Non sequitur. Your second statement does not follow from the first. First you state what medical care is not, then as an example, state something else medical care is not that appears unrelated to the first.

More constructively, saying that medical care cannot help with obesity is unnecessarily restricting the definition of medical care. Further, obesity is a factor in life expectancy, so measuring life expectancy is a reasonable proxy for measuring obesity, and to some extent, vice versa.
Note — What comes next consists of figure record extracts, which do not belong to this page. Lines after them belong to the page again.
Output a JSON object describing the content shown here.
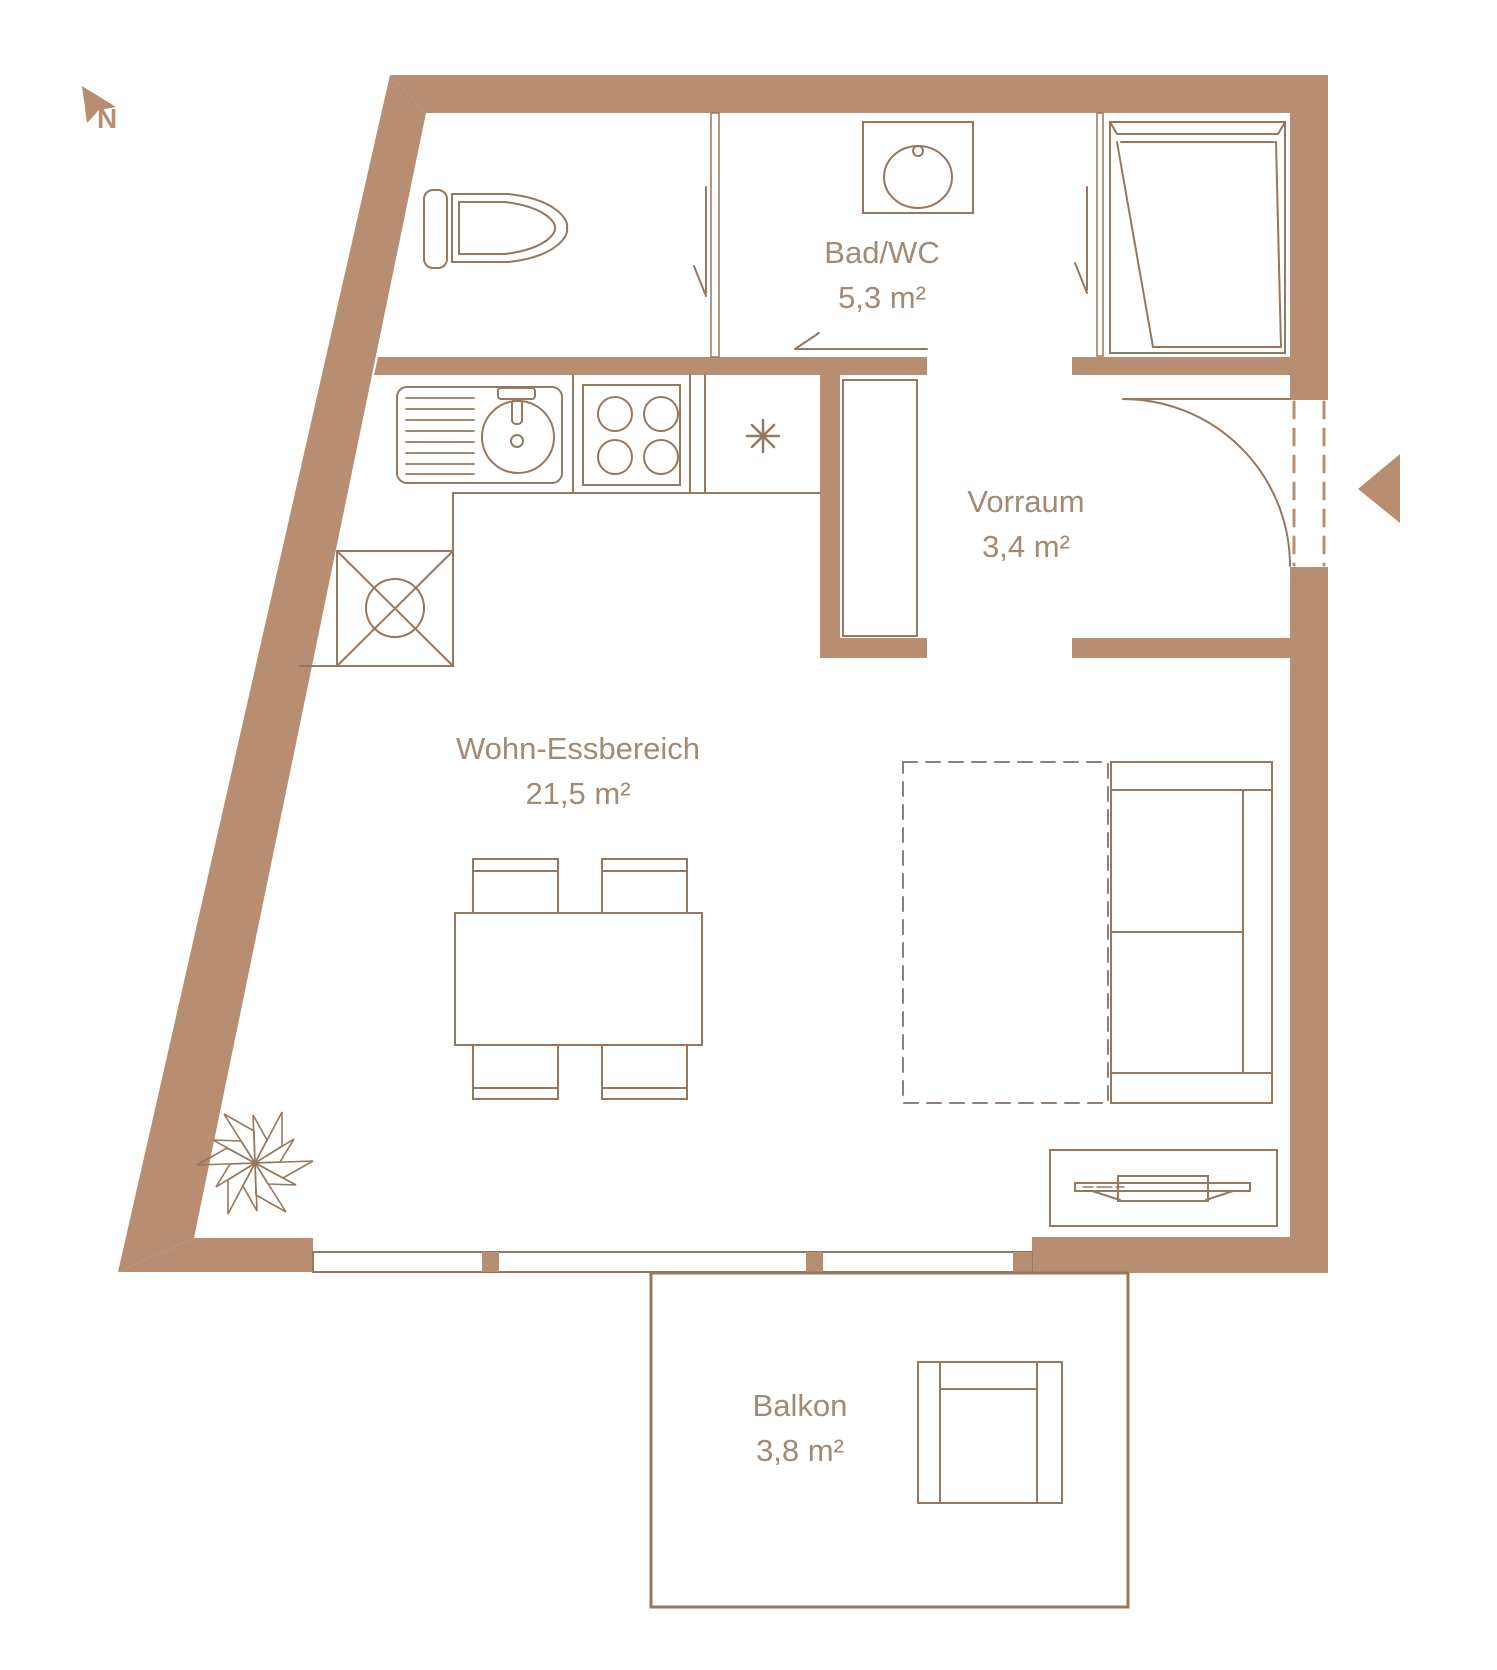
{
  "compass": {
    "label": "N"
  },
  "colors": {
    "wall": "#b78e72",
    "line": "#95785f",
    "text": "#a28a75",
    "bed_dash": "#8e8076",
    "background": "#ffffff"
  },
  "rooms": [
    {
      "name": "Bad/WC",
      "area": "5,3 m²"
    },
    {
      "name": "Vorraum",
      "area": "3,4 m²"
    },
    {
      "name": "Wohn-Essbereich",
      "area": "21,5 m²"
    },
    {
      "name": "Balkon",
      "area": "3,8 m²"
    }
  ],
  "fixtures": [
    "north-arrow",
    "toilet",
    "bathroom-sink",
    "shower",
    "kitchen-sink",
    "stove",
    "installation-shaft",
    "appliance-asterisk",
    "wardrobe",
    "bed-dashed",
    "sofa",
    "dining-table",
    "dining-chairs",
    "sideboard-tv",
    "plant",
    "balcony",
    "balcony-chair",
    "entrance-arrow",
    "entrance-door",
    "windows"
  ]
}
I responded to someone who attempted to show the quality of medical care in a country by looking at the countries life expectancy. The problem I pointed out is that many factors play into life expectancy with medical care being one of the many[1]. From what I have read obesity leads to many early deaths and people who are obese have a much higher rate of disease. The US is one of the more obese countries and is far more obese than Japan. The difference in life expectancy could be attributed to the poor general health of the citizens and not to any difference in medical care. In fact, with how poor Americans seems to treat their bodies it's amazing that many live as long as they do. Perhaps it's through access to much better medical care than available in other countries?

[1]Other life expectancy lowering factors that have little to do with the quality of medical care include murders. For example wikipedia states and [Japan] experienced 1.1 murder per 100,000 population, compared with 3.9 for West Germany, 1.03 for England and Wales, and 8.7 for the United States that same year.


In my (admittedly terse) response I was trying to say that medical care, or perhaps more appropriately health care, should include preventive care, such as obesity reduction. I suspect that health-related death has a much greater influence on life expectancy than accidents or crime, even if the US homicide rate is 8.7 per 100000, but would accept compelling evidence to the contrary.